Retailers, except those selling essential products, have seen their businesses suffer as a prolonged lockdown has led to countrywide store closures. The retail sector employs 40-50 million people directly, according to estimates by the Retailers Association of India (RAI).
These people have suffered as malls, markets and shops selling non-essentials have seen business slump because of the lockdown, but in the fourth phase, beginning 18 May, some businesses have been allowed to resume operations. However, retailers said they will wait for state government directives to open up.
“The simple answer is no, what they announced had nothing to do with our industry. For the stimulus to have any impact, it will take at least 1 to 2 years for all these policies to pave the way for any demand creation. Apart from reduction in EPF contribution and other small measures there has been no direct support to our industry," said Sanjay Vakharia, chief executive officer, Spykar Lifestyles, which sells apparel through 1,400 points of sale in India.
Moreover, malls, which host large retailers, continue to remain shut.

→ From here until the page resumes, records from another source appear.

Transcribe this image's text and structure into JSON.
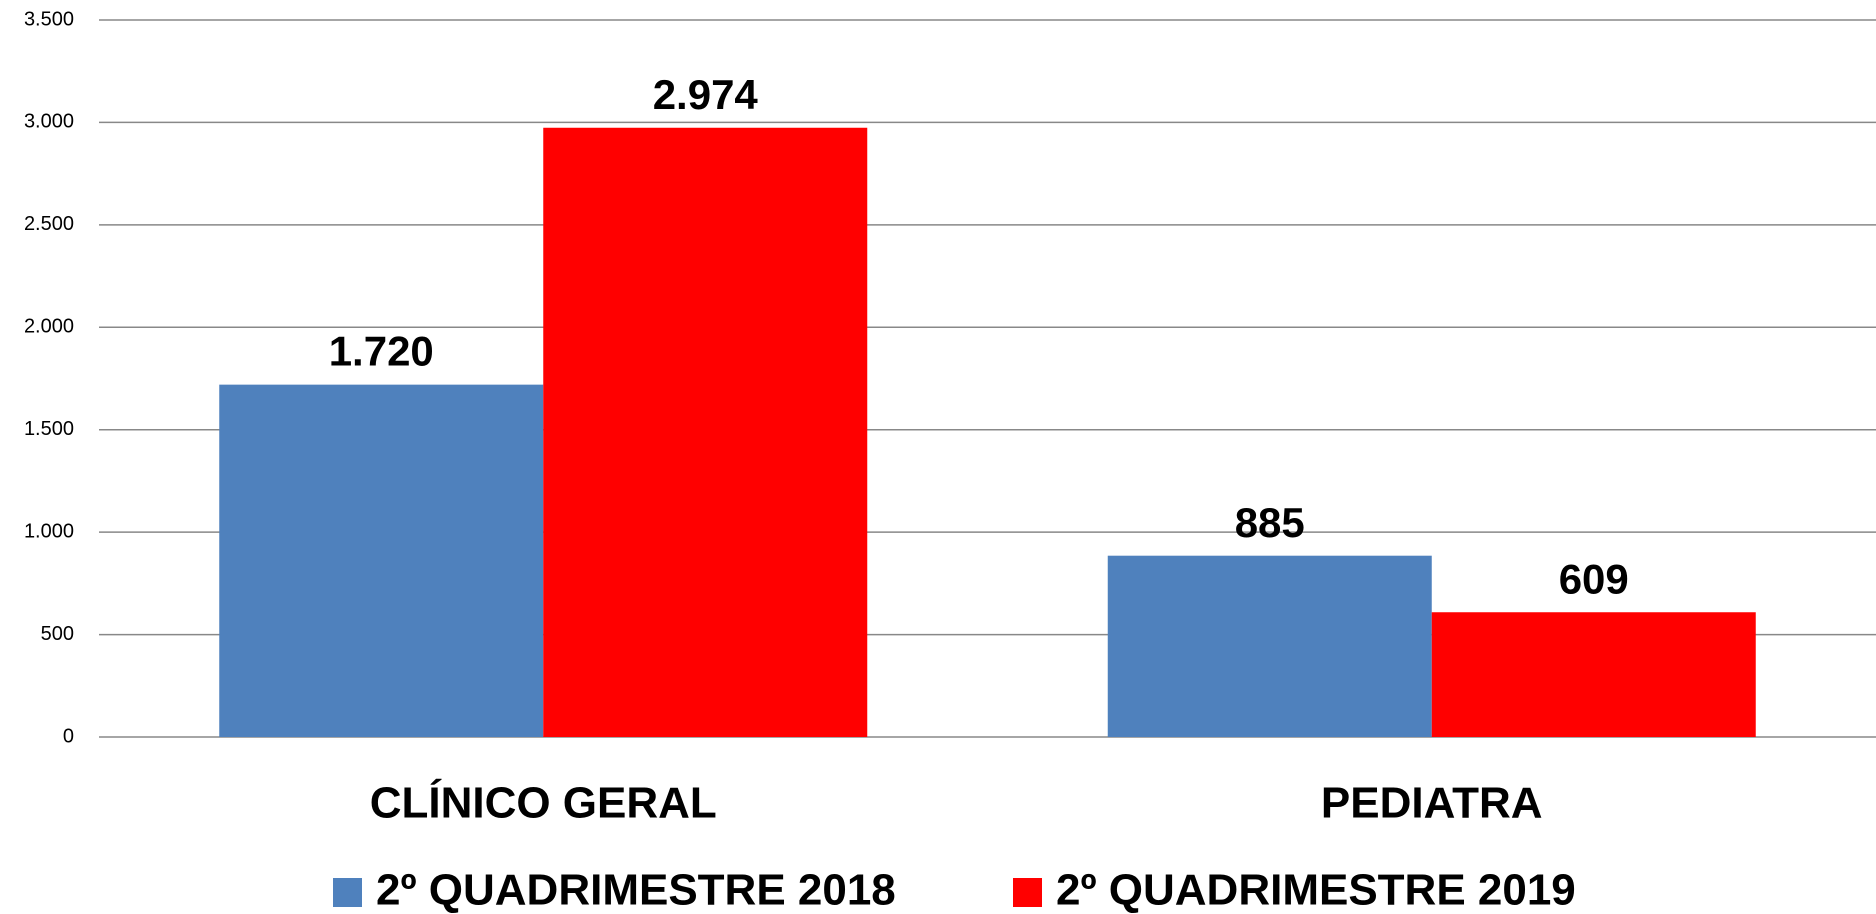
{
  "chart_data": {
    "type": "bar",
    "categories": [
      "CLÍNICO GERAL",
      "PEDIATRA"
    ],
    "series": [
      {
        "name": "2º QUADRIMESTRE 2018",
        "color": "#4f81bd",
        "values": [
          1720,
          885
        ],
        "value_labels": [
          "1.720",
          "885"
        ]
      },
      {
        "name": "2º QUADRIMESTRE 2019",
        "color": "#ff0000",
        "values": [
          2974,
          609
        ],
        "value_labels": [
          "2.974",
          "609"
        ]
      }
    ],
    "ylim": [
      0,
      3500
    ],
    "yticks": [
      {
        "value": 0,
        "label": "0"
      },
      {
        "value": 500,
        "label": "500"
      },
      {
        "value": 1000,
        "label": "1.000"
      },
      {
        "value": 1500,
        "label": "1.500"
      },
      {
        "value": 2000,
        "label": "2.000"
      },
      {
        "value": 2500,
        "label": "2.500"
      },
      {
        "value": 3000,
        "label": "3.000"
      },
      {
        "value": 3500,
        "label": "3.500"
      }
    ],
    "grid": true,
    "legend": "bottom"
  }
}
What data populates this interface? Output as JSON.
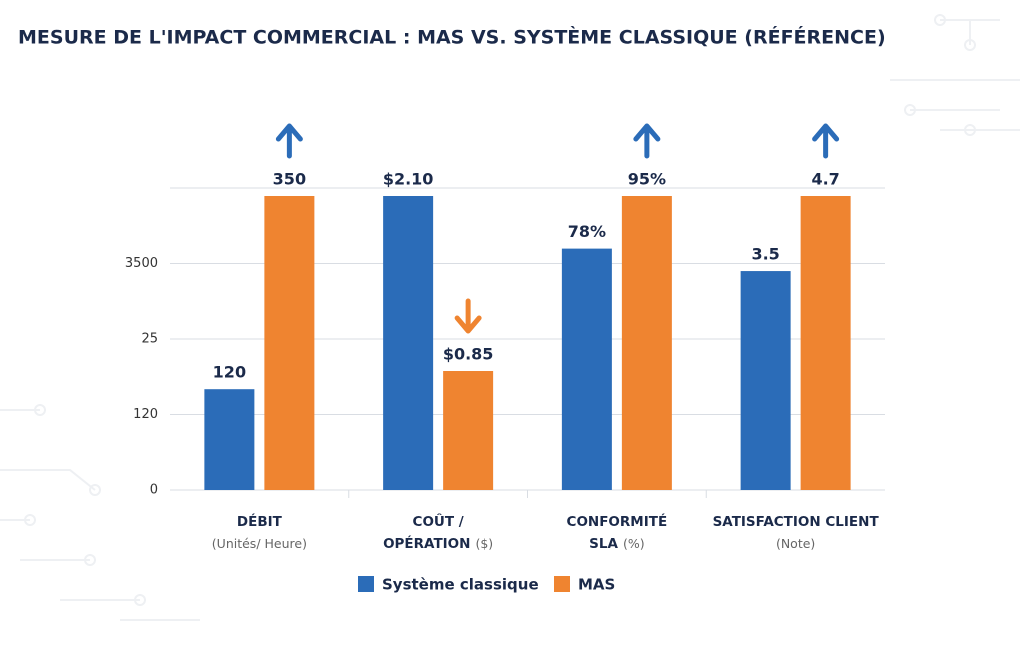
{
  "chart_data": {
    "type": "bar",
    "title": "MESURE DE L'IMPACT COMMERCIAL : MAS VS. SYSTÈME CLASSIQUE (RÉFÉRENCE)",
    "categories": [
      [
        "DÉBIT"
      ],
      [
        "COÛT /",
        "OPÉRATION"
      ],
      [
        "CONFORMITÉ",
        "SLA"
      ],
      [
        "SATISFACTION CLIENT"
      ]
    ],
    "category_units": [
      "(Unités/ Heure)",
      "($)",
      "(%)",
      "(Note)"
    ],
    "y_axis_labels": [
      "0",
      "120",
      "25",
      "3500"
    ],
    "grid": true,
    "series": [
      {
        "name": "Système classique",
        "color": "#2b6cb8",
        "values": [
          120,
          2.1,
          78,
          3.5
        ],
        "value_labels": [
          "120",
          "$2.10",
          "78%",
          "3.5"
        ]
      },
      {
        "name": "MAS",
        "color": "#ef8430",
        "values": [
          350,
          0.85,
          95,
          4.7
        ],
        "value_labels": [
          "350",
          "$0.85",
          "95%",
          "4.7"
        ],
        "trend": [
          "up",
          "down",
          "up",
          "up"
        ]
      }
    ]
  }
}
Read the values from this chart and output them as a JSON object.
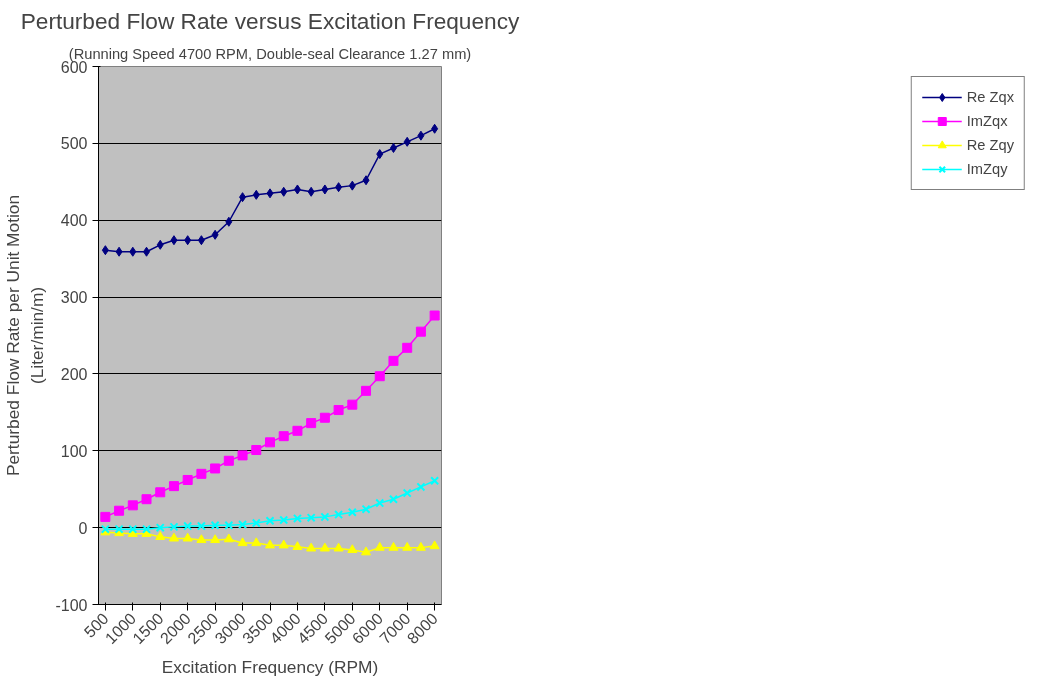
{
  "chart_data": {
    "type": "line",
    "title": "Perturbed Flow Rate versus Excitation Frequency",
    "subtitle": "(Running Speed 4700 RPM, Double-seal Clearance 1.27 mm)",
    "xlabel": "Excitation Frequency (RPM)",
    "ylabel": "Perturbed Flow Rate per Unit Motion\n(Liter/min/m)",
    "categories": [
      "500",
      null,
      "1000",
      null,
      "1500",
      null,
      "2000",
      null,
      "2500",
      null,
      "3000",
      null,
      "3500",
      null,
      "4000",
      null,
      "4500",
      null,
      "5000",
      null,
      "6000",
      null,
      "7000",
      null,
      "8000"
    ],
    "ylim": [
      -100,
      600
    ],
    "yticks": [
      -100,
      0,
      100,
      200,
      300,
      400,
      500,
      600
    ],
    "grid": "y",
    "legend": "right",
    "line_style": "solid",
    "series": [
      {
        "name": "Re Zqx",
        "color": "#000080",
        "marker": "diamond",
        "values": [
          361,
          359,
          359,
          359,
          368,
          374,
          374,
          374,
          381,
          398,
          430,
          433,
          435,
          437,
          440,
          437,
          440,
          443,
          445,
          452,
          486,
          494,
          502,
          510,
          519
        ]
      },
      {
        "name": "ImZqx",
        "color": "#ff00ff",
        "marker": "square",
        "values": [
          14,
          22,
          29,
          37,
          46,
          54,
          62,
          70,
          77,
          87,
          94,
          101,
          111,
          119,
          126,
          136,
          143,
          153,
          160,
          178,
          197,
          217,
          234,
          255,
          276
        ]
      },
      {
        "name": "Re Zqy",
        "color": "#ffff00",
        "marker": "triangle",
        "values": [
          -6,
          -7,
          -8,
          -8,
          -12,
          -14,
          -14,
          -16,
          -16,
          -15,
          -20,
          -20,
          -23,
          -23,
          -25,
          -27,
          -27,
          -27,
          -29,
          -32,
          -26,
          -26,
          -26,
          -26,
          -24
        ]
      },
      {
        "name": "ImZqy",
        "color": "#00ffff",
        "marker": "cross",
        "values": [
          -2,
          -2,
          -2,
          -2,
          0,
          1,
          2,
          2,
          3,
          3,
          4,
          6,
          9,
          10,
          12,
          13,
          14,
          17,
          20,
          24,
          32,
          37,
          45,
          53,
          61
        ]
      }
    ]
  }
}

“We are very disappointed with the government. They have not taken our request into consideration at all. We were hoping that they will allow at least 50% area of the malls to reopen," said Amitabh Taneja, chairman, Shopping Centres Association of India (SCAI).
It had sent a detailed SOP to the government, saying it was best to allow consumers to shop in a controlled environment, Taneja said. “However, no one in the government understood what we were presenting. We will now have to restrategize, calculate the losses that the industry will incur and then appeal again."